I found myself chastened. What faith in the legal system could anyone under the steel-toed boot of Jim Crow have possibly had? And yet faith was exactly what King called on and called forward.
I considered another fight for equality—suffrage. When the women’s rights movement fought for the right to vote, the movement centered the experiences and needs of white women in its struggle. White, able-bodied, heterosexual, English-speaking, educated women with economic advantage and U.S. citizenship. There were other women present in the movement, but choices were made about what battles were most winnable, and the experiences and needs of women of color were sidelined. In 1920, all women did not win the ability to vote. For huge numbers of women of color, access to that right only came 45 years later.
So what does true equality look like? A movement toward true equality constantly asks itself whose voice is unheard, what perspective is invisible, and how that voice can be served by the movement. Such a movement is built on solidarity, accountability, and camaraderie. Such a movement asks how it can serve the needs of those who won’t survive the oppression of criminal legal systems without immediate help while always centering the vision of the better world the movement is working toward. If we imagine this world of full, true equality, does it include borders? Does it include prisons? Or can we believe a world is possible where all are liberated, where all people thrive, where the Beloved Community is real, is here, is now?

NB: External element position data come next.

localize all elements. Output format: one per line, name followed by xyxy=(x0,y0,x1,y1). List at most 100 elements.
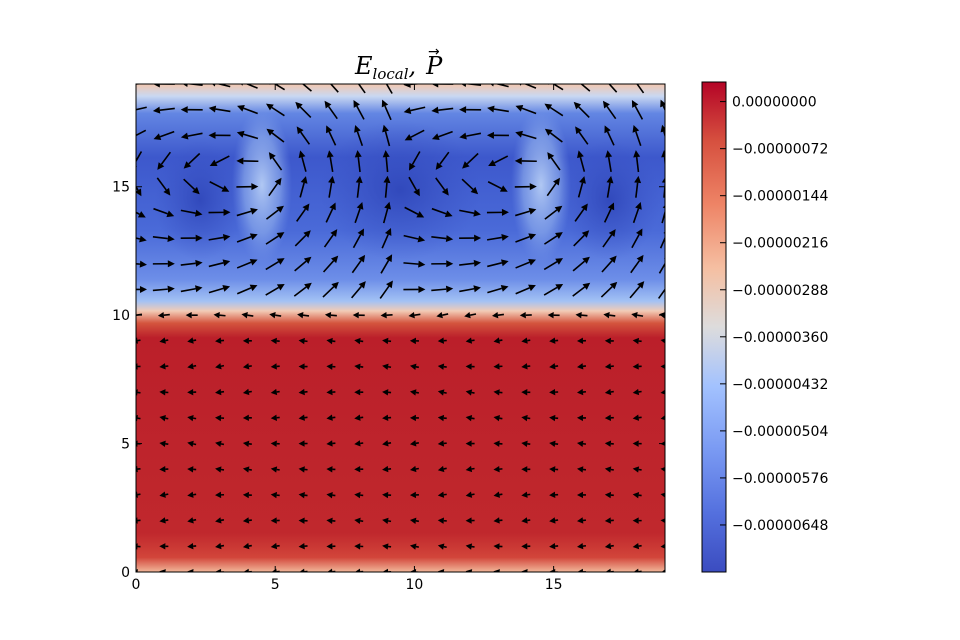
quiver-arrow xyxy=(577,363,587,370)
quiver-arrow xyxy=(180,234,203,242)
quiver-arrow xyxy=(636,84,645,94)
quiver-arrow xyxy=(382,465,392,473)
quiver-arrow xyxy=(298,466,308,473)
quiver-arrow xyxy=(573,230,590,247)
quiver-arrow xyxy=(549,440,559,447)
quiver-arrow xyxy=(157,151,172,170)
quiver-arrow xyxy=(437,543,447,550)
quiver-arrow xyxy=(409,517,419,525)
x-tick-label: 15 xyxy=(545,577,563,593)
field-dark-left xyxy=(155,140,245,260)
quiver-arrow xyxy=(603,202,615,223)
quiver-arrow xyxy=(576,388,587,396)
quiver-arrow xyxy=(352,311,365,319)
quiver-arrow xyxy=(382,491,392,499)
quiver-arrow xyxy=(459,259,482,267)
quiver-arrow xyxy=(236,284,258,295)
quiver-arrow xyxy=(215,568,225,572)
quiver-arrow xyxy=(603,311,616,319)
quiver-arrow xyxy=(354,466,364,473)
quiver-arrow xyxy=(136,211,146,218)
quiver-arrow xyxy=(236,130,259,140)
quiver-arrow xyxy=(136,260,147,268)
quiver-arrow xyxy=(236,183,259,191)
quiver-arrow xyxy=(354,202,364,224)
quiver-arrow xyxy=(382,543,392,550)
quiver-arrow xyxy=(465,337,475,344)
title-main: E xyxy=(354,52,373,80)
quiver-arrow xyxy=(403,260,426,268)
title-subscript: local xyxy=(373,65,409,83)
quiver-arrow xyxy=(213,311,226,319)
quiver-arrow xyxy=(381,99,392,121)
quiver-arrow xyxy=(493,363,503,370)
quiver-arrow xyxy=(354,124,364,147)
quiver-arrow xyxy=(409,465,419,473)
quiver-arrow xyxy=(187,388,197,396)
quiver-arrow xyxy=(408,151,421,171)
quiver-arrow xyxy=(521,568,531,572)
colorbar-tick-label: −0.00000648 xyxy=(732,518,828,534)
quiver-arrow xyxy=(549,543,559,550)
quiver-arrow xyxy=(270,542,280,550)
quiver-arrow xyxy=(382,150,390,173)
quiver-arrow xyxy=(631,312,644,319)
title-vector-accent: → xyxy=(428,44,440,60)
quiver-arrow xyxy=(382,414,392,421)
quiver-arrow xyxy=(544,205,563,220)
quiver-arrow xyxy=(490,84,509,88)
quiver-arrow xyxy=(543,258,564,271)
quiver-arrow xyxy=(215,440,225,448)
quiver-arrow xyxy=(604,414,614,422)
quiver-arrow xyxy=(437,569,447,572)
quiver-arrow xyxy=(298,414,308,421)
quiver-arrow xyxy=(493,389,503,396)
quiver-arrow xyxy=(136,285,147,293)
quiver-arrow xyxy=(270,388,280,396)
quiver-arrow xyxy=(409,491,419,499)
quiver-arrow xyxy=(465,363,475,370)
quiver-arrow xyxy=(487,105,509,113)
quiver-arrow xyxy=(270,363,280,370)
quiver-arrow xyxy=(270,337,280,345)
x-tick-label: 10 xyxy=(406,577,424,593)
colorbar-tick-label: −0.00000144 xyxy=(732,189,828,205)
quiver-arrow xyxy=(660,466,665,472)
quiver-arrow xyxy=(326,337,336,345)
quiver-arrow xyxy=(383,175,391,198)
quiver-arrow xyxy=(549,466,559,473)
quiver-arrow xyxy=(462,152,479,169)
quiver-arrow xyxy=(464,312,477,319)
quiver-arrow xyxy=(631,100,644,120)
quiver-arrow xyxy=(156,177,171,196)
quiver-arrow xyxy=(632,440,642,447)
quiver-arrow xyxy=(459,285,481,293)
quiver-arrow xyxy=(604,363,614,370)
quiver-arrow xyxy=(486,131,509,139)
quiver-arrow xyxy=(404,129,425,141)
quiver-arrow xyxy=(298,363,308,370)
quiver-arrow xyxy=(322,281,339,298)
quiver-arrow xyxy=(183,178,200,195)
quiver-arrow xyxy=(632,491,642,499)
quiver-arrow xyxy=(606,175,614,198)
quiver-arrow xyxy=(437,414,447,422)
quiver-arrow xyxy=(431,130,453,141)
quiver-arrow xyxy=(382,389,392,396)
quiver-arrow xyxy=(486,208,509,216)
quiver-arrow xyxy=(487,181,508,192)
quiver-arrow xyxy=(660,492,665,498)
quiver-arrow xyxy=(324,311,337,319)
quiver-arrow xyxy=(136,106,147,111)
quiver-arrow xyxy=(431,207,453,218)
quiver-arrow xyxy=(153,130,175,141)
quiver-arrow xyxy=(573,101,590,119)
colorbar-tick-label: −0.00000576 xyxy=(732,471,828,487)
quiver-arrow xyxy=(547,311,560,319)
quiver-arrow xyxy=(266,128,285,143)
x-tick-label: 5 xyxy=(271,577,280,593)
quiver-arrow xyxy=(382,201,392,224)
quiver-arrow xyxy=(296,126,311,145)
quiver-arrow xyxy=(604,388,614,396)
quiver-arrow xyxy=(298,542,308,550)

I wouldn’t want humanity to lose a single ounce of passion or yearning toward a better, more just and balanced world. I simply hold the dearest hope that my passion and hard work will serve to extend visibility more and more, always stretching the conversation and the struggle to be inclusive of one more person, then another, and another. Equality for some is not equality. So let’s dream big and imagine what our laws could create in service of full, true equality. May it be so!
As I said on your Facebook wall, Alex, I love this so hard. I think a lot about this issue of “legislating equality”–from both the anarchist/abolitionist side, which says that the laws of a retributive criminal punishment system will never liberate anyone, and the critique-of-privilege side, which reminds me that it is one thing to disparage a system that in so many ways protects me, and another to be outside of that system seeing laws as a small but essential safeguard and acknowledgement of humanity.

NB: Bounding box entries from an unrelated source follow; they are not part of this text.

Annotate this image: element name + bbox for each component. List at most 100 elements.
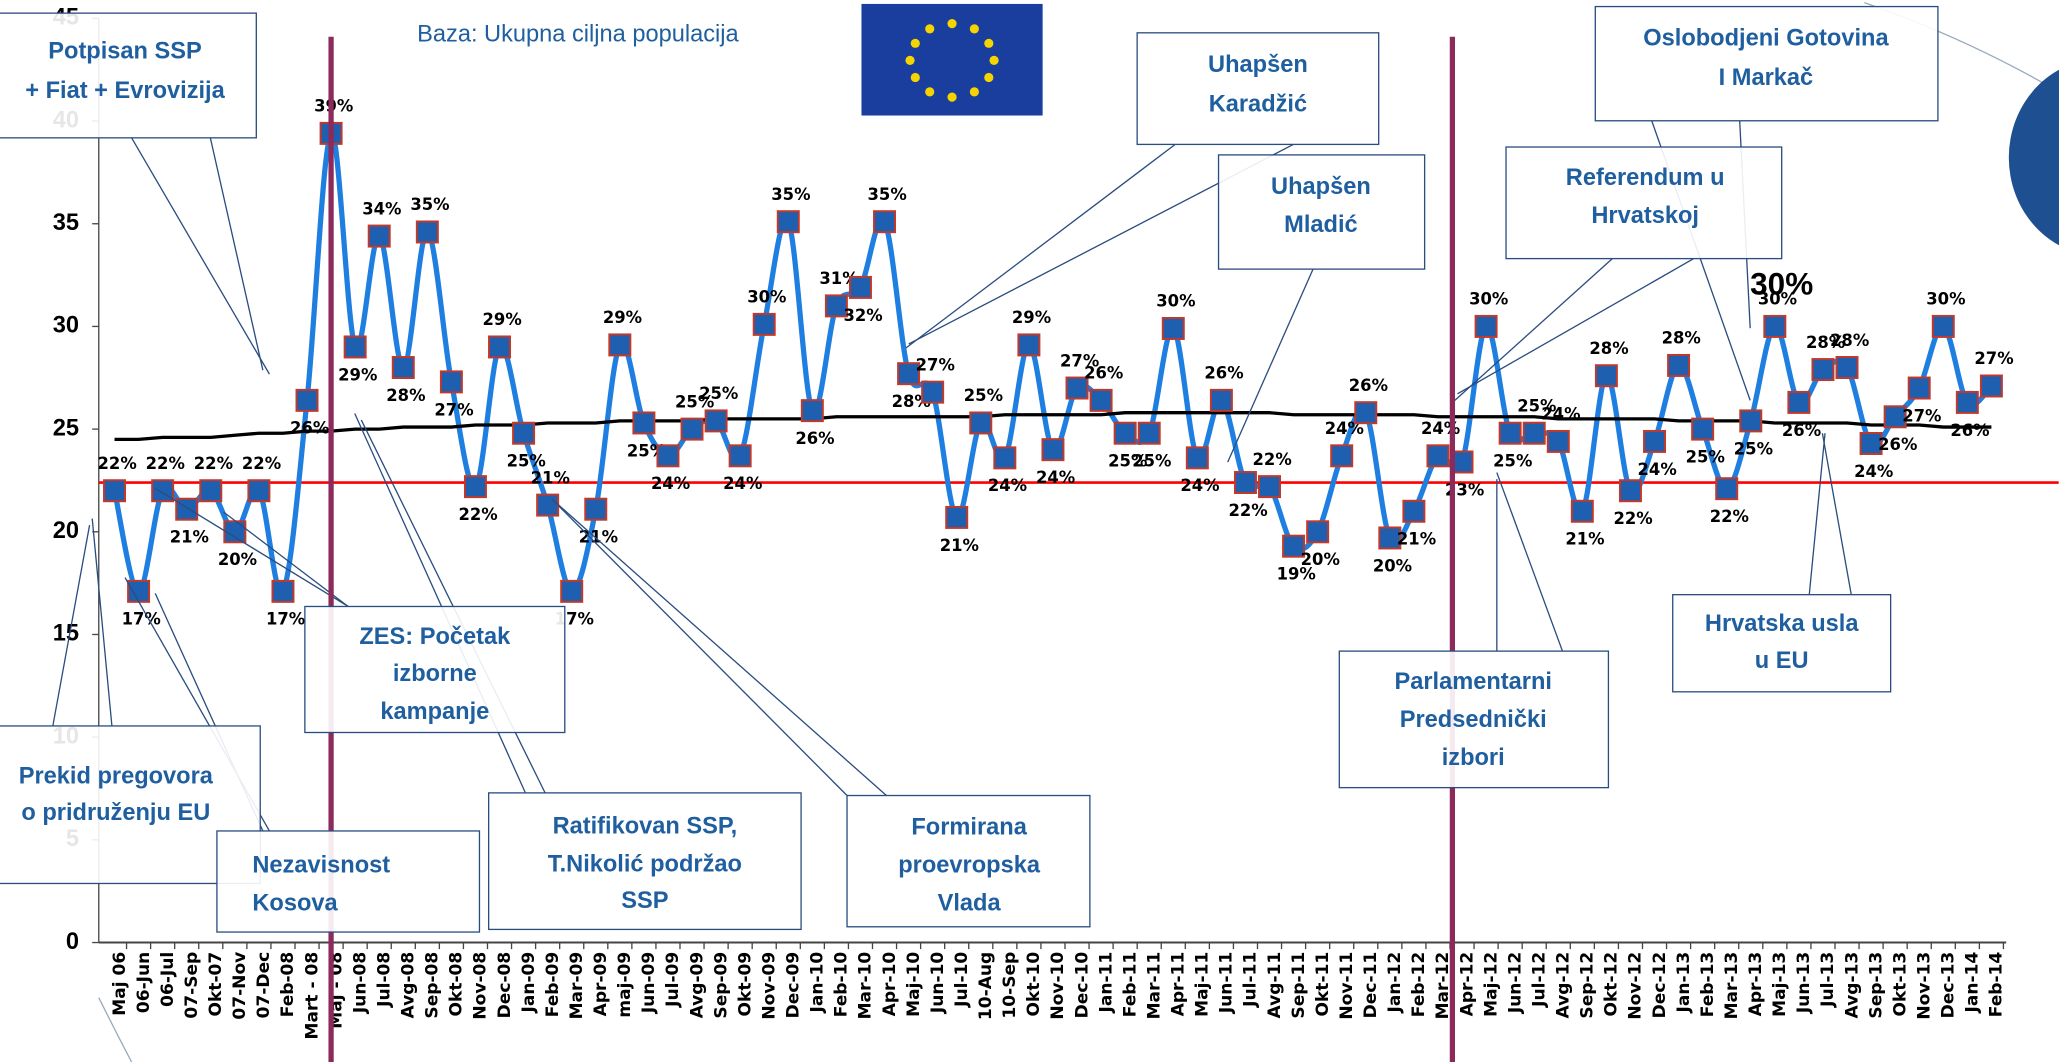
marker (1137, 421, 1161, 445)
data-label: 22% (1710, 507, 1749, 526)
x-tick-label: Maj 06 (110, 952, 130, 1016)
x-tick-label: Maj-13 (1770, 952, 1790, 1017)
marker (1402, 499, 1426, 523)
data-label: 29% (338, 365, 377, 384)
data-label: 22% (1613, 509, 1652, 528)
data-label: 24% (1541, 405, 1580, 424)
leader-line (154, 487, 349, 608)
x-tick-label: Jun-08 (350, 952, 370, 1014)
marker (680, 417, 704, 441)
data-label: 30% (1926, 290, 1965, 309)
marker (1474, 314, 1498, 338)
x-tick-label: Dec-11 (1361, 952, 1381, 1019)
data-label: 21% (531, 468, 570, 487)
x-tick-label: Avg-12 (1554, 952, 1574, 1019)
marker (1017, 333, 1041, 357)
marker (800, 399, 824, 423)
marker (1763, 314, 1787, 338)
annotation-box (1338, 650, 1610, 789)
data-label: 27% (434, 400, 473, 419)
leader-line (91, 518, 113, 727)
x-tick-label: Nov-10 (1048, 952, 1068, 1020)
marker (1883, 405, 1907, 429)
annotation-text: T.Nikolić podržao (548, 851, 742, 877)
y-tick-label: 35 (53, 210, 79, 236)
annotation-text: Karadžić (1209, 91, 1307, 117)
marker (873, 210, 897, 234)
annotation-text: proevropska (898, 853, 1041, 879)
y-tick-label: 25 (53, 415, 79, 441)
data-label: 21% (1565, 530, 1604, 549)
data-label: 22% (194, 454, 233, 473)
marker (488, 335, 512, 359)
annotation-text: Parlamentarni (1394, 669, 1551, 695)
annotation-text: Nezavisnost (252, 853, 390, 879)
marker (1258, 475, 1282, 499)
data-line (111, 130, 1994, 596)
x-tick-label: Jun-10 (928, 952, 948, 1015)
marker (223, 520, 247, 544)
marker (776, 210, 800, 234)
annotation-text: Kosova (252, 891, 338, 917)
x-tick-label: Feb-10 (832, 952, 852, 1018)
data-label: 29% (483, 310, 522, 329)
x-tick-label: Nov-09 (759, 952, 779, 1020)
marker (728, 444, 752, 468)
x-tick-label: Okt-13 (1890, 952, 1910, 1017)
x-tick-label: 10-Sep (1000, 952, 1020, 1019)
x-tick-label: 07-Nov (230, 952, 250, 1020)
x-tick-label: Avg-11 (1265, 952, 1285, 1019)
marker (1354, 401, 1378, 425)
marker (969, 411, 993, 435)
marker (1859, 432, 1883, 455)
marker (295, 388, 319, 412)
x-tick-label: maj-09 (615, 952, 635, 1018)
leader-line (354, 413, 527, 794)
leader-line (1454, 258, 1613, 401)
annotation-text: Uhapšen (1271, 174, 1371, 200)
annotation-text: Predsednički (1400, 707, 1547, 733)
marker (1739, 409, 1763, 433)
data-label: 30% (1156, 292, 1195, 311)
marker (1306, 520, 1330, 544)
y-tick-label: 15 (53, 621, 79, 647)
flag-stars (905, 19, 999, 102)
y-tick-label: 20 (53, 518, 79, 544)
x-tick-label: Okt-12 (1602, 952, 1622, 1017)
data-label: 25% (964, 386, 1003, 405)
data-label: 22% (1253, 450, 1292, 469)
x-tick-label: Okt-07 (206, 952, 226, 1017)
data-label: 28% (892, 392, 931, 411)
data-label: 28% (1830, 331, 1869, 350)
x-tick-label: 10-Aug (976, 952, 996, 1020)
x-tick-label: Jan-10 (808, 952, 828, 1014)
marker (1594, 364, 1618, 388)
x-tick-label: Jan-14 (1963, 952, 1983, 1014)
data-label: 27% (916, 355, 955, 374)
x-tick-label: Dec-12 (1650, 952, 1670, 1019)
leader-line (1496, 472, 1564, 652)
x-tick-label: Jan-12 (1385, 952, 1405, 1014)
x-tick-label: Okt-10 (1024, 952, 1044, 1017)
x-tick-label: Dec-09 (784, 952, 804, 1019)
x-tick-label: Sep-09 (711, 952, 731, 1019)
x-tick-label: Apr-12 (1457, 952, 1477, 1017)
marker (391, 356, 415, 379)
data-label: 35% (868, 185, 907, 204)
marker (560, 579, 584, 603)
annotation-text: SSP (621, 888, 668, 914)
x-tick-label: Jun-13 (1794, 952, 1814, 1014)
marker (1161, 316, 1185, 340)
annotation-text: Prekid pregovora (19, 763, 214, 789)
annotation-text: Mladić (1284, 212, 1357, 238)
x-tick-label: Nov-08 (471, 952, 491, 1020)
marker (271, 579, 295, 603)
x-tick-label: Dec-10 (1072, 952, 1092, 1019)
data-label: 26% (290, 419, 329, 438)
annotation-text: izbori (1442, 745, 1505, 771)
x-tick-label: 06-Jul (158, 952, 178, 1007)
annotation-box (487, 792, 802, 931)
marker (1667, 353, 1691, 377)
marker (1811, 358, 1835, 382)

I think my greatest fear in any of these popular movements to organize around specific laws or referenda, like marriage amendments or DOMA or DADT, is that the coalitions that are built between queers and allies aren’t strong and visionary enough to be sustained after the defeat or passage of a particular law. I want the same people who are fired up about marriage equality to be there advocating for CeCe McDonald and the New Jersey Four; I want liberal philanthropists to give as much money to support Black and Pink and SONG and Critical Resistance as they do to Minnesotans United for All Families and NOH8. I want all of us to remember that marriage amendments and voter ID laws and immigration policy are not separate issues, but all inextricably intertwined around the heart issues of voice and access and power and family.
So… in the words of our hymn, I guess “one more step, we will take one more step, til’ there is peace for us and everyone; we’ll take one more step.”
Thanks for writing this, and inviting more folks to be a part of this conversation.